In recent days 15 flights have canvassed a search area in the Southern Indian Ocean, about 2500km south-west of Perth, in pursuit of two objects captured by satellites on Sunday.
VIDEO: Acting Prime Minister Warren Truss addresses the media about the ongoing search for Malaysia Airlines flight MH370.
Mr Truss conceded the four-day lag between when the objects were detected and when the search was launched on Thursday has complicated exploration efforts.
"The fact that it’s six days ago that this imagery was captured does mean that clearly what objects that were there are likely to have moved a significant distance as a result of current and winds," he said.
"Its also possible of course that they've just drifted to the bottom of the ocean bed, and the ocean in this area is between three and five kilometres deep."
He said it had taken four days for authorities to understand potential significance of the objects in the satellite images.The search zone was increased from an initial area of 25,000km to 36,000km on Saturday.
The Australian search effort has covered about half a million square kilometres over the past few days.
Additional aircraft and ships were being sent to RAAF Pearce from around the world to assist, including a New Zealand Orion and a US Navy Poseidon which arrived this week, two Chinese planes that were due to arrive Saturday and a Japanese plane due Sunday.
‘A pair of eyes’ the best chance of a discovery
Despite the incredible technological capacity of the planes destined for the Southern Indian Ocean via RAAF Pearce, the best chance of finding the objects was "visual", or put plainly, through use of the human eye, Mr Truss said.
"It is more likely that a pair of eyes is going to identify something floating in the ocean than the technical equipment that is onboard these aircraft," he said.
The Chinese IL76 planes were well equipped in this regard, as they have a lot of windows and room to carry a lot of bodies, Captain Heap said.
"Both those aircraft are large transport aircraft that have a very good visual search capability," Captain Heap said.
"What we're looking for is human eyes actually spotting something in the water: you need to be low, you need to be close and you need to be there as long as you can."
Abbott announcement defended
Mr Truss backed Prime Minister Tony Abbott's decision to interrupt parliamentary question time on Thursday to declare the satellite find a credible lead, despite the fact that two days later Australia is no closer to finding the objects, let alone determining what they are.
"The Prime Minister's statement in the parliament was correct," Mr Truss said.

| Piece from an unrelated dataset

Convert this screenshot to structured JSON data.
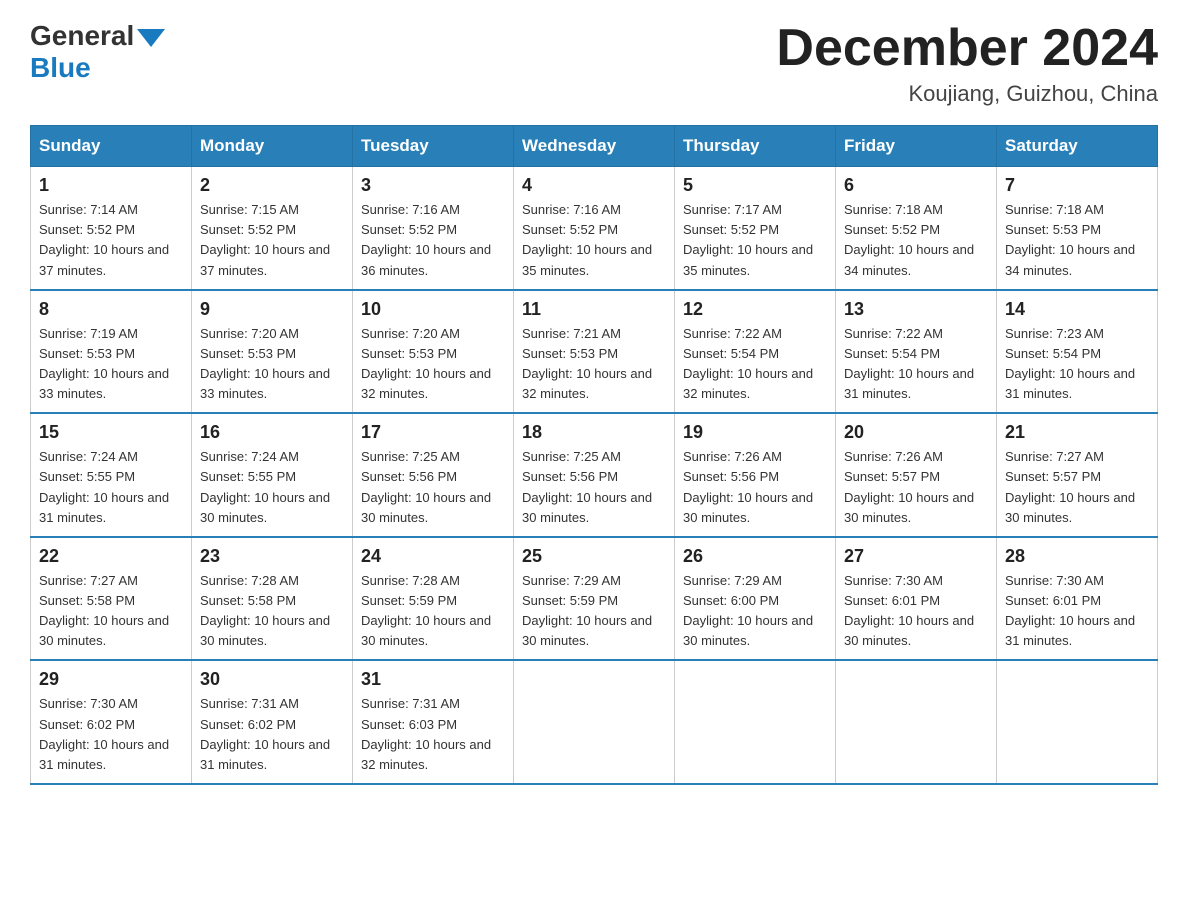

"This was a discovery of interest and his statement yesterday was also correct, namely that are a lot of other possible explanations for this satellite imagery."
Australian authorities have been in contact with Malaysia every few hours and Malaysian military officials have been posted in Australia during the search operation, but has not sent any planes to assist with the Indian Ocean search.
Search to continue ‘indefinitely’
Mr Truss would not say how much the search effort was costing Australia. "This particular disaster has come to our sector of the globe and we will undertake our responsibility to the people who were on board the global community," he said.
If the debris were to be located it could be retrieved by warships and other maritime assets already in the area, Captain Heap said.
The Australian government has no contingency in place for ending the search, which would continue "indefinitely", Mr Truss said.
"This is a credible lead and it’s in Australia's search and rescue area so we take our responsibilities very seriously to check out this lead," he said.
"We will take it one day at a time, we have no contingency plans to end the search any time soon, we'll keep going as long as there's hope.